A GRU is defined in Torch as

Screenshot from 2021-08-13 10-11-08

As I understand, the trainable weights are W_ir, W_hr, W_iz, W_hz, W_in and W_hn along with their biases. However, if I define a GRU and print its state_dict():

rnn = nn.GRU(1, 1, 1)
print(rnn.state_dict())

I get

OrderedDict([('weight_ih_l0', tensor([[0.8447],
        [0.0636],
        [0.3000]])), ('weight_hh_l0', tensor([[-0.2396],
        [ 0.2593],
        [-0.7984]])), ('bias_ih_l0', tensor([-0.8617, -0.9971, -0.0588])), ('bias_hh_l0', tensor([0.9238, 0.1282, 0.9144]))])

According to the documentation,

~GRU.weight_ih_l[k] – the learnable input-hidden weights of the kth\text{k}^{th}kth layer (W_ir|W_iz|W_in), of shape (3*hidden_size, input_size) for k = 0. Otherwise, the shape is (3*hidden_size, num_directions * hidden_size)

weight_ih_l0 seems to encompass W_ir, W_iz, W_in, but there’s only one set of weights for it. Same goes with weight_hh_l0. Does this mean these weights are being shared?

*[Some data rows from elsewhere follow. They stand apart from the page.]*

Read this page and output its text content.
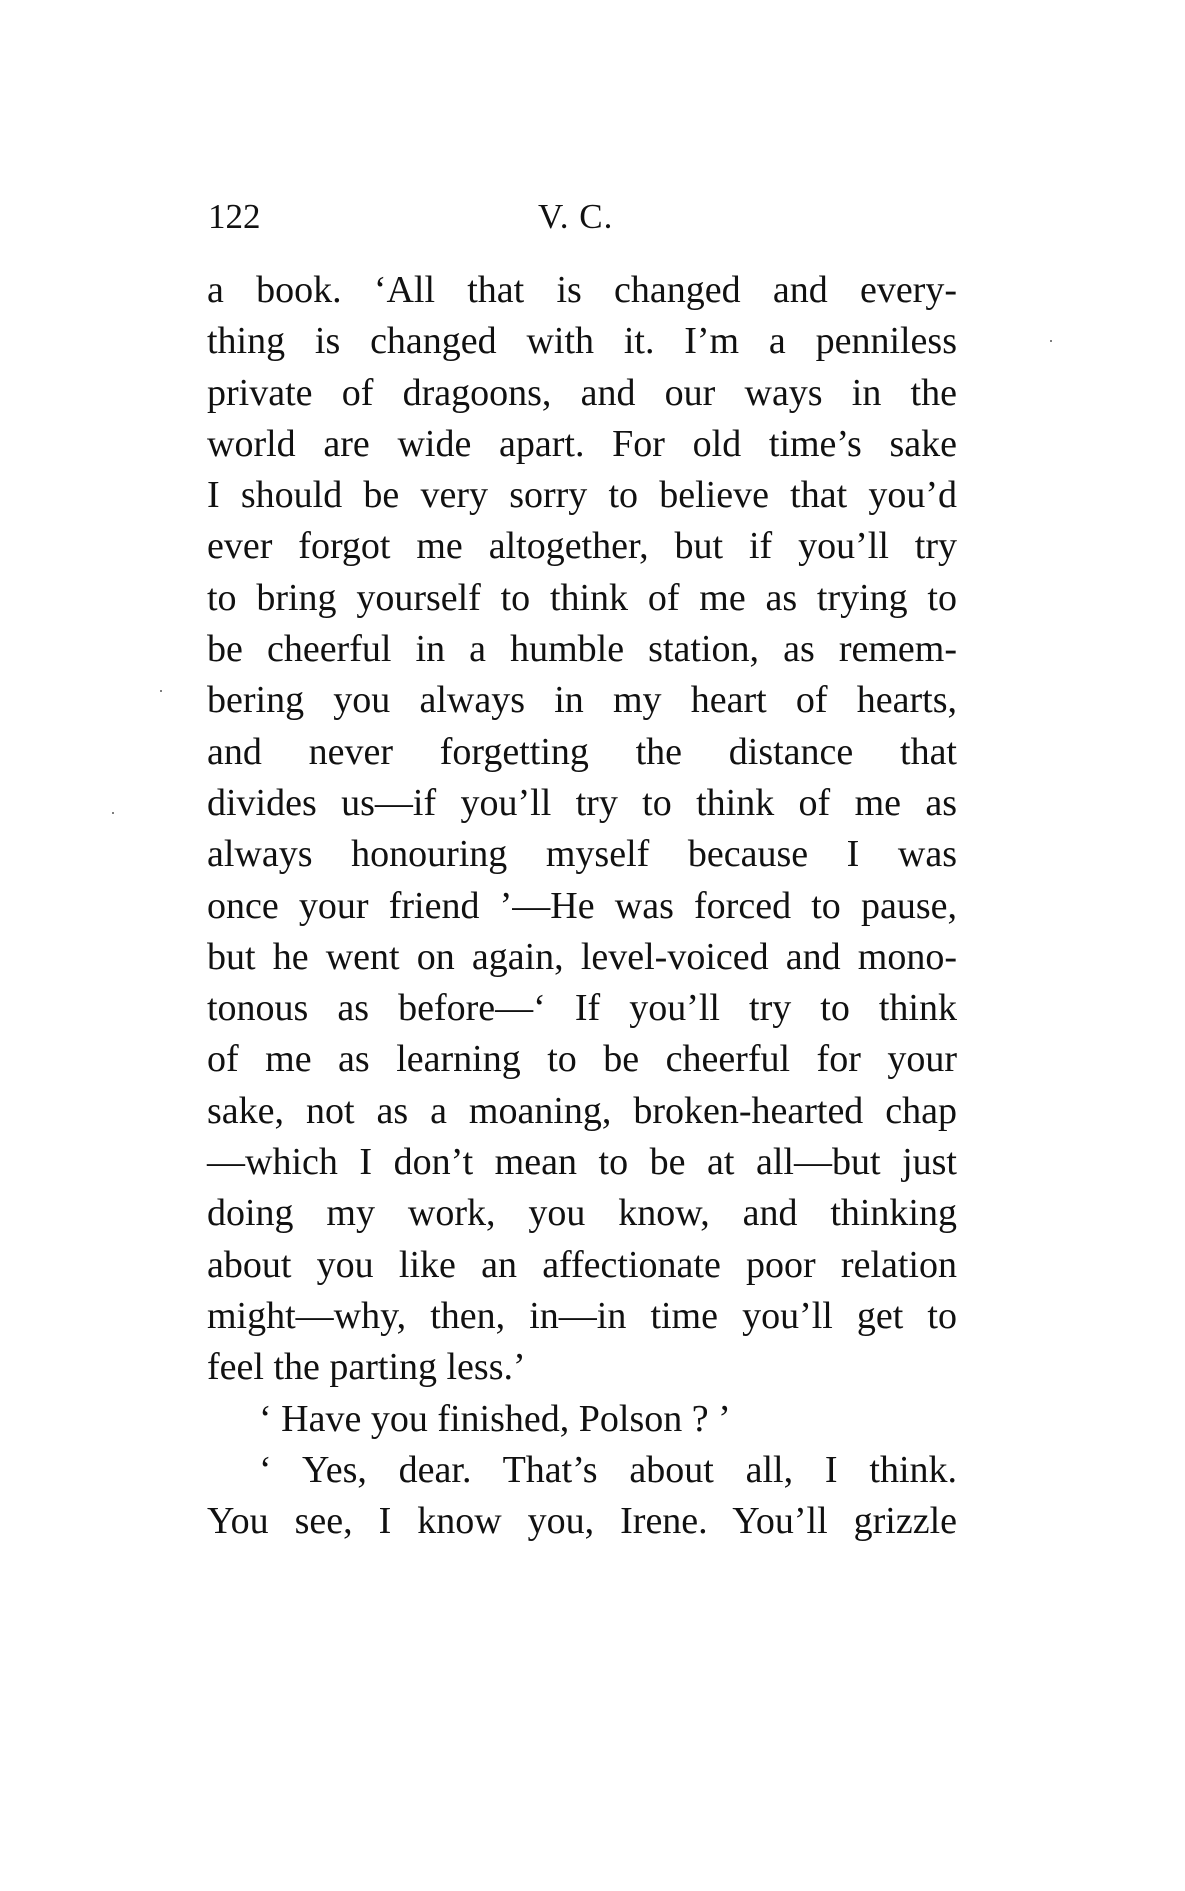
122	V. C.
a book. ‘All that is changed and every-
thing is changed with it. I’m a penniless
private of dragoons, and our ways in the
world are wide apart. For old time’s sake
I should be very sorry to believe that you’d
ever forgot me altogether, but if you’ll try
to bring yourself to think of me as trying to
be cheerful in a humble station, as remem-
bering you always in my heart of hearts,
and never forgetting the distance that
divides us—if you’ll try to think of me as
always honouring myself because I was
once your friend ’—He was forced to pause,
but he went on again, level-voiced and mono-
tonous as before—‘ If you’ll try to think
of me as learning to be cheerful for your
sake, not as a moaning, broken-hearted chap
—which I don’t mean to be at all—but just
doing my work, you know, and thinking
about you like an affectionate poor relation
might—why, then, in—in time you’ll get to
feel the parting less.’
‘ Have you finished, Polson ? ’
‘ Yes, dear. That’s about all, I think.
You see, I know you, Irene. You’ll grizzle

googlebot · August 13, 2021, 6:22am

they’re concatenated because it is more efficient to do a single operation like [W1 W2 W3] @ x than follow how they appear in formulas literally, on cuda anyway

ajrheng · August 13, 2021, 6:46am

Thanks for the response. According to documentation, each weight, for example W_ir has dimensions (3*hidden_size, hidden_size) assuming unidirectional GRU which is what I have. I set hidden_size=1, so the tensor you see in weight_ih_l0 which has dimensions(3,1)is not W_ir W_iz W_in concatenated. It should refer to just one tensor.

googlebot · August 13, 2021, 6:55am

why do you think that W_ir should have 3x multiplier? It appears from concatenation (r,z,n), you have to slice weight_ih_l0 to extract W_ir.

ajrheng · August 13, 2021, 7:18am

Oh, that 3x multiplier comes about because the three weights are being concatenated. I somehow misread the documentation. Now it makes sense. Thanks!